空気が震え、刃先が風を切る音が耳を突き刺す中、俺は空中へ跳躍しながら反撃の隙を探る。
霊刃を
黒炎で纏い
巨人の左肩に向けて
一閃
だが、その外殻は硬すぎる。
刃が弾かれる感触が手に伝わり、傷は浅いままだった。
「神威、奴の外殻は厄介だな」
「その通り。
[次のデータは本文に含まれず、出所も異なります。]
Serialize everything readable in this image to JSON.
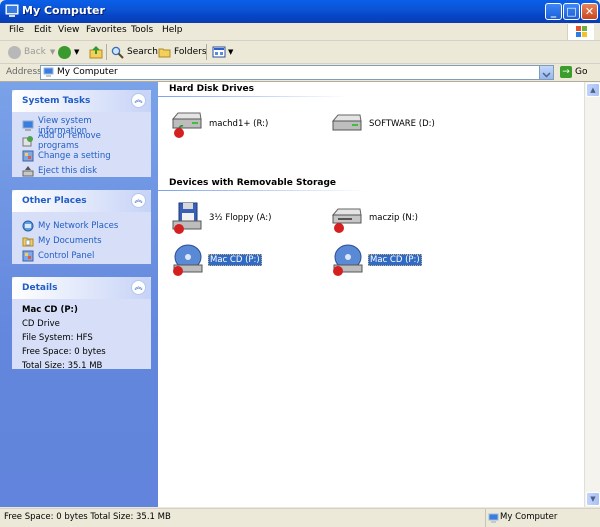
{
  "window": {
    "title": "My Computer"
  },
  "menu": [
    "File",
    "Edit",
    "View",
    "Favorites",
    "Tools",
    "Help"
  ],
  "toolbar": {
    "back": "Back",
    "search": "Search",
    "folders": "Folders"
  },
  "address": {
    "label": "Address",
    "value": "My Computer",
    "go": "Go"
  },
  "system_tasks": {
    "title": "System Tasks",
    "items": [
      "View system information",
      "Add or remove programs",
      "Change a setting",
      "Eject this disk"
    ]
  },
  "other_places": {
    "title": "Other Places",
    "items": [
      "My Network Places",
      "My Documents",
      "Control Panel"
    ]
  },
  "details": {
    "title": "Details",
    "name": "Mac CD (P:)",
    "type": "CD Drive",
    "filesystem": "File System: HFS",
    "free": "Free Space: 0 bytes",
    "total": "Total Size: 35.1 MB"
  },
  "groups": {
    "hard_disks": {
      "title": "Hard Disk Drives",
      "items": [
        {
          "label": "machd1+ (R:)",
          "icon": "hard-disk-mac-icon"
        },
        {
          "label": "SOFTWARE (D:)",
          "icon": "hard-disk-icon"
        }
      ]
    },
    "removable": {
      "title": "Devices with Removable Storage",
      "items": [
        {
          "label": "3½ Floppy (A:)",
          "icon": "floppy-drive-icon"
        },
        {
          "label": "maczip (N:)",
          "icon": "zip-drive-icon"
        },
        {
          "label": "Mac CD (P:)",
          "icon": "cd-drive-icon"
        },
        {
          "label": "Mac CD (P:)",
          "icon": "cd-drive-icon"
        }
      ]
    }
  },
  "status": {
    "left": "Free Space: 0 bytes Total Size: 35.1 MB",
    "right": "My Computer"
  },
  "colors": {
    "title_bar": "#0a54d4",
    "task_pane": "#6b8fe0",
    "selection": "#316ac5",
    "link": "#215dc6"
  }
}
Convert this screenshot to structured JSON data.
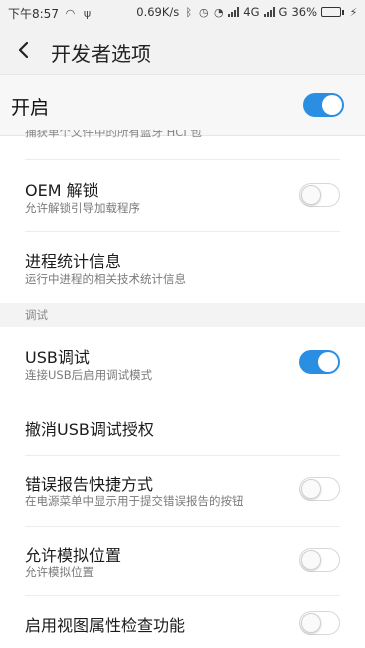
{
  "status_bar": {
    "time": "下午8:57",
    "network_speed": "0.69K/s",
    "signal_1_label": "4G",
    "signal_2_label": "G",
    "battery_percent": "36%",
    "battery_level": 0.36
  },
  "app_bar": {
    "title": "开发者选项",
    "back_icon": "chevron-left-icon"
  },
  "master_switch": {
    "label": "开启",
    "on": true
  },
  "settings": {
    "clipped_row": {
      "subtitle_fragment": "捕获单个文件中的所有蓝牙 HCI 包"
    },
    "oem_unlock": {
      "title": "OEM 解锁",
      "subtitle": "允许解锁引导加载程序",
      "on": false
    },
    "process_stats": {
      "title": "进程统计信息",
      "subtitle": "运行中进程的相关技术统计信息"
    },
    "debug_section": {
      "header": "调试"
    },
    "usb_debug": {
      "title": "USB调试",
      "subtitle": "连接USB后启用调试模式",
      "on": true
    },
    "revoke_usb": {
      "title": "撤消USB调试授权"
    },
    "bug_report": {
      "title": "错误报告快捷方式",
      "subtitle": "在电源菜单中显示用于提交错误报告的按钮",
      "on": false
    },
    "mock_location": {
      "title": "允许模拟位置",
      "subtitle": "允许模拟位置",
      "on": false
    },
    "view_attr": {
      "title": "启用视图属性检查功能",
      "on": false
    }
  },
  "colors": {
    "accent": "#2a8fe3",
    "toggle_off_track": "#ffffff"
  }
}
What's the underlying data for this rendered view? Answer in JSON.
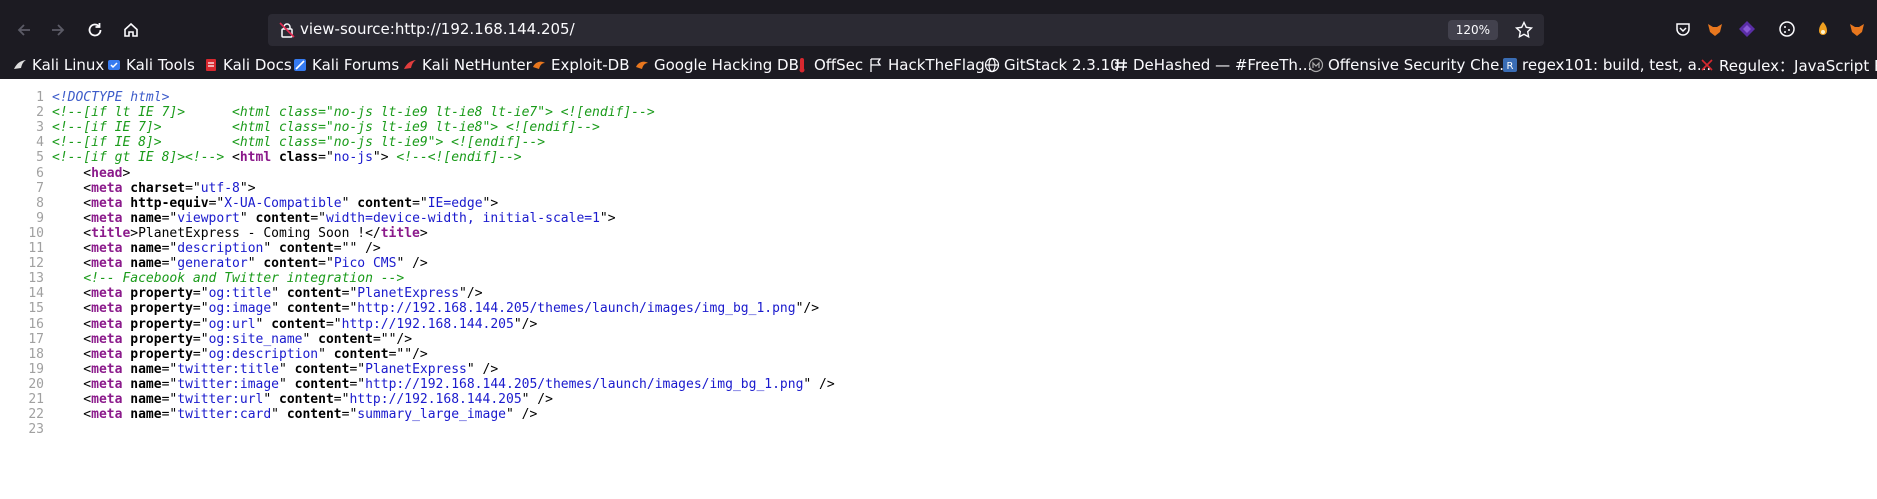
{
  "browser": {
    "url": "view-source:http://192.168.144.205/",
    "zoom": "120%",
    "bookmarks": [
      {
        "label": "Kali Linux",
        "icon": "kali-dragon-icon"
      },
      {
        "label": "Kali Tools",
        "icon": "kali-tools-icon"
      },
      {
        "label": "Kali Docs",
        "icon": "kali-docs-icon"
      },
      {
        "label": "Kali Forums",
        "icon": "kali-forums-icon"
      },
      {
        "label": "Kali NetHunter",
        "icon": "nethunter-icon"
      },
      {
        "label": "Exploit-DB",
        "icon": "exploit-db-icon"
      },
      {
        "label": "Google Hacking DB",
        "icon": "ghdb-icon"
      },
      {
        "label": "OffSec",
        "icon": "offsec-icon"
      },
      {
        "label": "HackTheFlag",
        "icon": "flag-icon"
      },
      {
        "label": "GitStack 2.3.10",
        "icon": "globe-icon"
      },
      {
        "label": "DeHashed — #FreeTh...",
        "icon": "hash-icon"
      },
      {
        "label": "Offensive Security Che...",
        "icon": "cheatsheet-icon"
      },
      {
        "label": "regex101: build, test, a...",
        "icon": "regex101-icon"
      },
      {
        "label": "Regulex：JavaScript R...",
        "icon": "regulex-icon"
      }
    ]
  },
  "source_lines": [
    {
      "n": "1",
      "segs": [
        [
          "dt",
          "<!DOCTYPE html>"
        ]
      ]
    },
    {
      "n": "2",
      "segs": [
        [
          "cm",
          "<!--[if lt IE 7]>      <html class=\"no-js lt-ie9 lt-ie8 lt-ie7\"> <![endif]-->"
        ]
      ]
    },
    {
      "n": "3",
      "segs": [
        [
          "cm",
          "<!--[if IE 7]>         <html class=\"no-js lt-ie9 lt-ie8\"> <![endif]-->"
        ]
      ]
    },
    {
      "n": "4",
      "segs": [
        [
          "cm",
          "<!--[if IE 8]>         <html class=\"no-js lt-ie9\"> <![endif]-->"
        ]
      ]
    },
    {
      "n": "5",
      "segs": [
        [
          "cm",
          "<!--[if gt IE 8]><!-->"
        ],
        [
          "pl",
          " <"
        ],
        [
          "tg",
          "html"
        ],
        [
          "pl",
          " "
        ],
        [
          "at",
          "class"
        ],
        [
          "pl",
          "=\""
        ],
        [
          "vl",
          "no-js"
        ],
        [
          "pl",
          "\"> "
        ],
        [
          "cm",
          "<!--<![endif]-->"
        ]
      ]
    },
    {
      "n": "6",
      "segs": [
        [
          "pl",
          "    <"
        ],
        [
          "tg",
          "head"
        ],
        [
          "pl",
          ">"
        ]
      ]
    },
    {
      "n": "7",
      "segs": [
        [
          "pl",
          "    <"
        ],
        [
          "tg",
          "meta"
        ],
        [
          "pl",
          " "
        ],
        [
          "at",
          "charset"
        ],
        [
          "pl",
          "=\""
        ],
        [
          "vl",
          "utf-8"
        ],
        [
          "pl",
          "\">"
        ]
      ]
    },
    {
      "n": "8",
      "segs": [
        [
          "pl",
          "    <"
        ],
        [
          "tg",
          "meta"
        ],
        [
          "pl",
          " "
        ],
        [
          "at",
          "http-equiv"
        ],
        [
          "pl",
          "=\""
        ],
        [
          "vl",
          "X-UA-Compatible"
        ],
        [
          "pl",
          "\" "
        ],
        [
          "at",
          "content"
        ],
        [
          "pl",
          "=\""
        ],
        [
          "vl",
          "IE=edge"
        ],
        [
          "pl",
          "\">"
        ]
      ]
    },
    {
      "n": "9",
      "segs": [
        [
          "pl",
          "    <"
        ],
        [
          "tg",
          "meta"
        ],
        [
          "pl",
          " "
        ],
        [
          "at",
          "name"
        ],
        [
          "pl",
          "=\""
        ],
        [
          "vl",
          "viewport"
        ],
        [
          "pl",
          "\" "
        ],
        [
          "at",
          "content"
        ],
        [
          "pl",
          "=\""
        ],
        [
          "vl",
          "width=device-width, initial-scale=1"
        ],
        [
          "pl",
          "\">"
        ]
      ]
    },
    {
      "n": "10",
      "segs": [
        [
          "pl",
          "    <"
        ],
        [
          "tg",
          "title"
        ],
        [
          "pl",
          ">PlanetExpress - Coming Soon !</"
        ],
        [
          "tg",
          "title"
        ],
        [
          "pl",
          ">"
        ]
      ]
    },
    {
      "n": "11",
      "segs": [
        [
          "pl",
          "    <"
        ],
        [
          "tg",
          "meta"
        ],
        [
          "pl",
          " "
        ],
        [
          "at",
          "name"
        ],
        [
          "pl",
          "=\""
        ],
        [
          "vl",
          "description"
        ],
        [
          "pl",
          "\" "
        ],
        [
          "at",
          "content"
        ],
        [
          "pl",
          "=\"\" />"
        ]
      ]
    },
    {
      "n": "12",
      "segs": [
        [
          "pl",
          "    <"
        ],
        [
          "tg",
          "meta"
        ],
        [
          "pl",
          " "
        ],
        [
          "at",
          "name"
        ],
        [
          "pl",
          "=\""
        ],
        [
          "vl",
          "generator"
        ],
        [
          "pl",
          "\" "
        ],
        [
          "at",
          "content"
        ],
        [
          "pl",
          "=\""
        ],
        [
          "vl",
          "Pico CMS"
        ],
        [
          "pl",
          "\" />"
        ]
      ]
    },
    {
      "n": "13",
      "segs": [
        [
          "pl",
          "    "
        ],
        [
          "cm",
          "<!-- Facebook and Twitter integration -->"
        ]
      ]
    },
    {
      "n": "14",
      "segs": [
        [
          "pl",
          "    <"
        ],
        [
          "tg",
          "meta"
        ],
        [
          "pl",
          " "
        ],
        [
          "at",
          "property"
        ],
        [
          "pl",
          "=\""
        ],
        [
          "vl",
          "og:title"
        ],
        [
          "pl",
          "\" "
        ],
        [
          "at",
          "content"
        ],
        [
          "pl",
          "=\""
        ],
        [
          "vl",
          "PlanetExpress"
        ],
        [
          "pl",
          "\"/>"
        ]
      ]
    },
    {
      "n": "15",
      "segs": [
        [
          "pl",
          "    <"
        ],
        [
          "tg",
          "meta"
        ],
        [
          "pl",
          " "
        ],
        [
          "at",
          "property"
        ],
        [
          "pl",
          "=\""
        ],
        [
          "vl",
          "og:image"
        ],
        [
          "pl",
          "\" "
        ],
        [
          "at",
          "content"
        ],
        [
          "pl",
          "=\""
        ],
        [
          "vl",
          "http://192.168.144.205/themes/launch/images/img_bg_1.png"
        ],
        [
          "pl",
          "\"/>"
        ]
      ]
    },
    {
      "n": "16",
      "segs": [
        [
          "pl",
          "    <"
        ],
        [
          "tg",
          "meta"
        ],
        [
          "pl",
          " "
        ],
        [
          "at",
          "property"
        ],
        [
          "pl",
          "=\""
        ],
        [
          "vl",
          "og:url"
        ],
        [
          "pl",
          "\" "
        ],
        [
          "at",
          "content"
        ],
        [
          "pl",
          "=\""
        ],
        [
          "vl",
          "http://192.168.144.205"
        ],
        [
          "pl",
          "\"/>"
        ]
      ]
    },
    {
      "n": "17",
      "segs": [
        [
          "pl",
          "    <"
        ],
        [
          "tg",
          "meta"
        ],
        [
          "pl",
          " "
        ],
        [
          "at",
          "property"
        ],
        [
          "pl",
          "=\""
        ],
        [
          "vl",
          "og:site_name"
        ],
        [
          "pl",
          "\" "
        ],
        [
          "at",
          "content"
        ],
        [
          "pl",
          "=\"\"/>"
        ]
      ]
    },
    {
      "n": "18",
      "segs": [
        [
          "pl",
          "    <"
        ],
        [
          "tg",
          "meta"
        ],
        [
          "pl",
          " "
        ],
        [
          "at",
          "property"
        ],
        [
          "pl",
          "=\""
        ],
        [
          "vl",
          "og:description"
        ],
        [
          "pl",
          "\" "
        ],
        [
          "at",
          "content"
        ],
        [
          "pl",
          "=\"\"/>"
        ]
      ]
    },
    {
      "n": "19",
      "segs": [
        [
          "pl",
          "    <"
        ],
        [
          "tg",
          "meta"
        ],
        [
          "pl",
          " "
        ],
        [
          "at",
          "name"
        ],
        [
          "pl",
          "=\""
        ],
        [
          "vl",
          "twitter:title"
        ],
        [
          "pl",
          "\" "
        ],
        [
          "at",
          "content"
        ],
        [
          "pl",
          "=\""
        ],
        [
          "vl",
          "PlanetExpress"
        ],
        [
          "pl",
          "\" />"
        ]
      ]
    },
    {
      "n": "20",
      "segs": [
        [
          "pl",
          "    <"
        ],
        [
          "tg",
          "meta"
        ],
        [
          "pl",
          " "
        ],
        [
          "at",
          "name"
        ],
        [
          "pl",
          "=\""
        ],
        [
          "vl",
          "twitter:image"
        ],
        [
          "pl",
          "\" "
        ],
        [
          "at",
          "content"
        ],
        [
          "pl",
          "=\""
        ],
        [
          "vl",
          "http://192.168.144.205/themes/launch/images/img_bg_1.png"
        ],
        [
          "pl",
          "\" />"
        ]
      ]
    },
    {
      "n": "21",
      "segs": [
        [
          "pl",
          "    <"
        ],
        [
          "tg",
          "meta"
        ],
        [
          "pl",
          " "
        ],
        [
          "at",
          "name"
        ],
        [
          "pl",
          "=\""
        ],
        [
          "vl",
          "twitter:url"
        ],
        [
          "pl",
          "\" "
        ],
        [
          "at",
          "content"
        ],
        [
          "pl",
          "=\""
        ],
        [
          "vl",
          "http://192.168.144.205"
        ],
        [
          "pl",
          "\" />"
        ]
      ]
    },
    {
      "n": "22",
      "segs": [
        [
          "pl",
          "    <"
        ],
        [
          "tg",
          "meta"
        ],
        [
          "pl",
          " "
        ],
        [
          "at",
          "name"
        ],
        [
          "pl",
          "=\""
        ],
        [
          "vl",
          "twitter:card"
        ],
        [
          "pl",
          "\" "
        ],
        [
          "at",
          "content"
        ],
        [
          "pl",
          "=\""
        ],
        [
          "vl",
          "summary_large_image"
        ],
        [
          "pl",
          "\" />"
        ]
      ]
    },
    {
      "n": "23",
      "segs": []
    }
  ]
}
だが、お主の狩りがここで止まるはずもないだろう」
ダークナイトロードが振り返り、再び剣を構える。
その一撃が地面を抉り、土煙が立ち込める。
俺はその動きを見極めつつ、冷静に間合いを測った。
「これで動きを止めてやる」
俺は「影縛りの巻物」を取り出し、即座に展開する。
「影縛り――発動!」
地面に広がった魔法陣が
黒い影を伸ばし
ダークナイトロードの脚元に絡みつく
硬直し
動きが止まる
「今だ!」
俺は空中で魔法陣を展開し、氷結系と雷撃系の二重魔法を組み合わせる。
「凍てつけ――『氷結嵐』!」
「穿て――『雷槍乱舞』!」
冷気が巨人を包み込み、雷撃がその外殻に激しい亀裂を走らせる。
外殻が軋む音が響き、巨人の動きがさらに鈍る。
「さすがにこれで効いただろう」
だが、拘束が徐々に解け始め、巨人が動きを取り戻してきた。
巨人が重い音を立てて動き始め、影の拘束を完全に振り払った。
その剣が再び闇の衝撃波を放ち、俺を狙って襲いかかる。
「まだ足りないか」
俺は再び跳躍し、霧を利用して巨人の視界を遮りながら背後を取る。
「神威、外殻の弱点は背中の接合部だな」
「その通りだが、もう一押しが必要だぞ」
再び空中で
姿勢を整え
黒炎に代わる
火と風の魔法を展開する
「燃えろ――『火焔旋風』!」
巨大な火炎が竜巻となり、巨人の全身を包み込む。
その勢いに乗じて高度を稼ぎ、次の一撃の準備を整える。
ダークナイトロードが剣を振り上げ、最後の反撃を試みるが――遅い。
俺は
高速で接近し
全魔力を注ぎ込んだ霊刃を
背中の接合部へ
叩き込む
「!」刃が核を貫いた瞬間、黒炎が内部で炸裂し、巨人の全身が崩れ落ちていく。
ダークナイトロードの巨体が地面に沈む音と共に、広場に静寂が戻った。
俺は崩れた巨体の中心から輝く魔石を拾い上げた。
手に伝わる冷たい感触と共に、全身に達成感が広がる。
「修羅、お主の力が証明されたな。だが、この先はさらに厳しい試練が待つだろう」
「試練なんてどうでもいい。俺は狩りを続けるだけだ」
俺は霊刃を腰に収め、次の狩猟場を目指して歩き出した。
その背後には、崩れ落ちた巨人の残骸が静かに横たわっていた。